"Viele Vereine gehen gerade einen gefährlichen Weg. Natürlich sind die Punkte wichtig, aber bei zu vielen Klubs ist die Spielweise zweitrangig", stellt Babbel im kicker fest. Er wünscht sich mehr spielerische Lösungen und weniger Fokus auf die Defensive.
Das sei aber nicht leicht: "Trainer haben eine immer kürzere Haltbarkeit, also versuchen sie, schnellstens irgendwie Resultate zu erzielen." Der Druck durch Funktionäre würde die Bundesliga letztlich auch international schwächeln lassen.
Babbel: "Mut zu Kreativität und Ballbesitz fehlt"
Babbel verweist auf die Ergebnisse in der Europa League: "Die Favoriten aus der Bundesliga haben große Probleme, das Spiel zu machen, weil daheim in der Liga vor allem Defensive und Umschaltspiel Priorität haben. Der Mut zu eigener Kreativität und Ballbesitz fehlt inzwischen zu oft, genauso die Intensität."
Dementsprechend wünscht sich Babbel mehr langfristige Planung. "Oft wird nur kurzfristig gedacht, statt etwas aufzubauen mit passenden Spielern und Trainern", erklärt Babbel und verweist auf positive Beispiele wie den SC Freiburg oder FC Augsburg.

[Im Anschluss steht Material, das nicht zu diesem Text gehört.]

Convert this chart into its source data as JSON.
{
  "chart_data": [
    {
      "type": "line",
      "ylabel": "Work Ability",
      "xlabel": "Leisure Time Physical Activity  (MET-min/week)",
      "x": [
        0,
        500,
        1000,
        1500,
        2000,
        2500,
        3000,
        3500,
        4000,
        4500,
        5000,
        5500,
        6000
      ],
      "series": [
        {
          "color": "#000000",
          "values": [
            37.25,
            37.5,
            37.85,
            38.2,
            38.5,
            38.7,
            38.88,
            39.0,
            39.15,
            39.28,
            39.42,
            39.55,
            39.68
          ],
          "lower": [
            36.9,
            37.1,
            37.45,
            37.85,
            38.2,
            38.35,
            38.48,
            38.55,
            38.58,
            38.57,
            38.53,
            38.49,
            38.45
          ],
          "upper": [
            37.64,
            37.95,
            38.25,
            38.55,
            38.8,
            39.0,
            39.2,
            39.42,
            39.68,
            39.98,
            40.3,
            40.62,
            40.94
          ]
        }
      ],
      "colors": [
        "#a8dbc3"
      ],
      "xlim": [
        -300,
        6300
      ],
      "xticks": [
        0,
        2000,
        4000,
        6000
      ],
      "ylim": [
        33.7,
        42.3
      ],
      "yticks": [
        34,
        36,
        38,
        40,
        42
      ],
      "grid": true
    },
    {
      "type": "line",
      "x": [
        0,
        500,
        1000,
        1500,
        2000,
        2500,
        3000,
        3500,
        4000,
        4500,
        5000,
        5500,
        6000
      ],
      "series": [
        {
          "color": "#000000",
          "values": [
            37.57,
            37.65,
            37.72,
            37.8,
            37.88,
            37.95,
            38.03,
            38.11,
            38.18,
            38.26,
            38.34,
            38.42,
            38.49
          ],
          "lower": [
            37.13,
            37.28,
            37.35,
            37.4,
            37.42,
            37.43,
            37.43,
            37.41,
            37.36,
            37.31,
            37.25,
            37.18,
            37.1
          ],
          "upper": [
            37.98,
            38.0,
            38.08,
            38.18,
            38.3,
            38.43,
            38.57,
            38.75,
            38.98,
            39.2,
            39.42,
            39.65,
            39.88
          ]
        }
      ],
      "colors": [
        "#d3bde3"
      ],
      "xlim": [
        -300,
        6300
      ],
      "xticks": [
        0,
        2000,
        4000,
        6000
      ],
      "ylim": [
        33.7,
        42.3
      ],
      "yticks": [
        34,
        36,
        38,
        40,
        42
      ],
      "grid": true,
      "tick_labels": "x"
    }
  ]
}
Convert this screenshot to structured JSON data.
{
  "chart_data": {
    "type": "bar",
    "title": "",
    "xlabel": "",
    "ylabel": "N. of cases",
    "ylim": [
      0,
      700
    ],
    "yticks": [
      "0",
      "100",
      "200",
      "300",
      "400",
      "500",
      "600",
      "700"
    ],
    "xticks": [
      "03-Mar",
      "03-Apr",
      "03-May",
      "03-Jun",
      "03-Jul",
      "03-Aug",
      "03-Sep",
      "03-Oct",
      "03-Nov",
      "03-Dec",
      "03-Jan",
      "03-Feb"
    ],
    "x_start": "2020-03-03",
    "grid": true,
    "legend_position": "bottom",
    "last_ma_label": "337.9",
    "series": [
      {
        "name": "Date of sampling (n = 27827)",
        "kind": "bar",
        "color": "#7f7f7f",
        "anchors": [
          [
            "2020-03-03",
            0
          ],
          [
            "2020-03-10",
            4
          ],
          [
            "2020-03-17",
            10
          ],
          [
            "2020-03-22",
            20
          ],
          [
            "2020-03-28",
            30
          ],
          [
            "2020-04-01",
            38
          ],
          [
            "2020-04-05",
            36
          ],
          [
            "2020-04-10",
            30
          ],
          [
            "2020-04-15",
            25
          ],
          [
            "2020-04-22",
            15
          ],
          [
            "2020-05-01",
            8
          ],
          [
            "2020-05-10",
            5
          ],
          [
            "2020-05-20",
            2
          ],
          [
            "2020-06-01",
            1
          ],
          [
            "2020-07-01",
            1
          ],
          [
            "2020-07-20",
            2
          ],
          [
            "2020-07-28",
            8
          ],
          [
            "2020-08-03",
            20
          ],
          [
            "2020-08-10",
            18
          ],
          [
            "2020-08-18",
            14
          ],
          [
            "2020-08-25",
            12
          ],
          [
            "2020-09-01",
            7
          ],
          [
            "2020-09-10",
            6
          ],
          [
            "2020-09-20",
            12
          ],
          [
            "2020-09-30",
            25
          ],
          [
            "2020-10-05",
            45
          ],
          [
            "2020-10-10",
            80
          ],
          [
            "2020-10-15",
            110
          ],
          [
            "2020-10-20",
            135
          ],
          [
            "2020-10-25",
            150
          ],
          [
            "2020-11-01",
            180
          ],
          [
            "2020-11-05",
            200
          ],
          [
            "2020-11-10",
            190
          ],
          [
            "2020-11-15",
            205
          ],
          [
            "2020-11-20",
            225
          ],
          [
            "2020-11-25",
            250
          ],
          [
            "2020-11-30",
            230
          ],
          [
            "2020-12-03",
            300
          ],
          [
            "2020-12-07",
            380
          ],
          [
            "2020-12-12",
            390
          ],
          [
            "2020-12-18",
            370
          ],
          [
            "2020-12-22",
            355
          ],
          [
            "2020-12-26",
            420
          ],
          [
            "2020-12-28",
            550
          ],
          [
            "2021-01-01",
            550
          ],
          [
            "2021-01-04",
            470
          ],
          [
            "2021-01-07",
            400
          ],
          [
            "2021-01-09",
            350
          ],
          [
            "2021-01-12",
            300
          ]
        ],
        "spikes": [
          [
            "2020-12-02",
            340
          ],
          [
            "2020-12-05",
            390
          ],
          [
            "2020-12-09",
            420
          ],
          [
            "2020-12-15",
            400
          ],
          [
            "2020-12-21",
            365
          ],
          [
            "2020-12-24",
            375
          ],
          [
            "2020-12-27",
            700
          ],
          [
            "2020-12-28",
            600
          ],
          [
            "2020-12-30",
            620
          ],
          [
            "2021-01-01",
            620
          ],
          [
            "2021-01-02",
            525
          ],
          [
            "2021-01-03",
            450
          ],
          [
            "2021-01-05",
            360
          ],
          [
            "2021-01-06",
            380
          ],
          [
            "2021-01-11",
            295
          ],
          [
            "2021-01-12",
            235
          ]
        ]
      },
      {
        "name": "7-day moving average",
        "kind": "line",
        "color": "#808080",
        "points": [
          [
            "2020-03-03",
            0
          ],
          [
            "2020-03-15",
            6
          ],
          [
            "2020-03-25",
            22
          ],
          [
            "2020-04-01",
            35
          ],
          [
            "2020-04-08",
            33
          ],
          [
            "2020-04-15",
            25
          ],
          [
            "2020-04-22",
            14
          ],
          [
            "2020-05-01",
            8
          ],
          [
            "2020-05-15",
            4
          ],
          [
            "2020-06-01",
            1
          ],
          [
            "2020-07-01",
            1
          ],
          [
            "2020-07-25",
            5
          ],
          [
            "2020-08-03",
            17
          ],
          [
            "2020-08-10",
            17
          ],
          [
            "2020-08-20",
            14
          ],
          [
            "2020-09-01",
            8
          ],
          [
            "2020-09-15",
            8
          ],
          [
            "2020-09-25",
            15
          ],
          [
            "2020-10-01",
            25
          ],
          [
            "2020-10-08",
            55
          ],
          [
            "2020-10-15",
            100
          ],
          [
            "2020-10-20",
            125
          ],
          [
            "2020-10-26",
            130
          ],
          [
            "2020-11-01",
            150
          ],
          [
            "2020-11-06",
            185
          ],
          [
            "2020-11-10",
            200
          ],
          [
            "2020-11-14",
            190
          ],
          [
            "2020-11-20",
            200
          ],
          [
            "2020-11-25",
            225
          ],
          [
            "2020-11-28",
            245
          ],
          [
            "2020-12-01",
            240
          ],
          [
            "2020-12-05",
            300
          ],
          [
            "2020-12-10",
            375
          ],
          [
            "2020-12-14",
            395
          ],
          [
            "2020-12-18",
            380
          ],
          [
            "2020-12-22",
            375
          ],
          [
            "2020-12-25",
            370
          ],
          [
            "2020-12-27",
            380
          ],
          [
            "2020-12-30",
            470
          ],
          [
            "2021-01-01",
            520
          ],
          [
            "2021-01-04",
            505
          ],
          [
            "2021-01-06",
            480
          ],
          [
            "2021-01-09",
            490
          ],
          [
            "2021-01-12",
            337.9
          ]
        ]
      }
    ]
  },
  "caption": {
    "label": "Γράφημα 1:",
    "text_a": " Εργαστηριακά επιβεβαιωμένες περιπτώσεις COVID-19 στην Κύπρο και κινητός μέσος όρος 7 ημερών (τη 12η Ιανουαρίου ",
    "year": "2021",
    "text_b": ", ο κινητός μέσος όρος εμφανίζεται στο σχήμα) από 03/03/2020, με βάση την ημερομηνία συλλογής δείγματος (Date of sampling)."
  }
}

Babbel bemängelt fehlende Fußballkompetenz
Er habe festgestellt, dass "oft viel zu wenig Fußballkompetenz" in den Klubs vorhanden sei. Dementsprechend wünscht sich Babbel ein Umdenken: "Die Liga ist klasse, trotzdem müssen wir aufpassen, dass wir bei der Spielkultur nicht abgehängt werden."
Abgehängt wurde die Bundesliga aktuell schon vom FC Bayern München: "Leider nimmt niemand die Verfolgerrolle ein. [...] Es wird zu zögerlich gespielt, bei vielen herrscht große Angst, mit leeren Händen dazustehen. Es fehlt an Überzeugung. Und an Typen."
Babbels Trainerstationen im Überblick
Verein | Amtsantritt | Amtsaustritt | Spiele |
VfB Stuttgart | 23.11.2008 | 06.12.2009 | 47 |
Hertha BSC | 01.07.2010 | 18.12.2011 | 55 |
TSG 1899 Hoffenheim | 10.02.2012 | 03.12.2012 | 30 |
FC Luzern | 13.10.2014 | 05.01.2018 | 135 |
Babbel: "War froh, als ManUnited das 2:1 geschossen hat"
Trotz der Führungsrolle zu seiner aktiven Zeit sei auch Babbel damals nicht gänzlich befreit vom Druck des Geschäfts gewesen. Angesprochen auf die kürzlich von Per Mertesacker losgetretene Debatte rund um psychische Belastung im Sport, erinnert sich Babbel an die Last-Minute-Niederlage im Finale der Champions League 1999 gegen Manchester United.
"Als ich mit Bayern 1999 endlich im Finale stand, war ich an dem Tag mental völlig kaputt. Schon vor dem Spiel und währenddessen noch viel mehr. Ich war froh, als ManUnited das 2:1 geschossen hat. Beim 1:1 in der Nachspielzeit dachte ich: Oh, nein! Und jetzt noch Verlängerung! Ich kann nicht mehr!", denkt Babbel zurück. Der nur Sekunden später folgende Treffer zum 1:2 sei für ihn "fast schon befreiend" gewesen.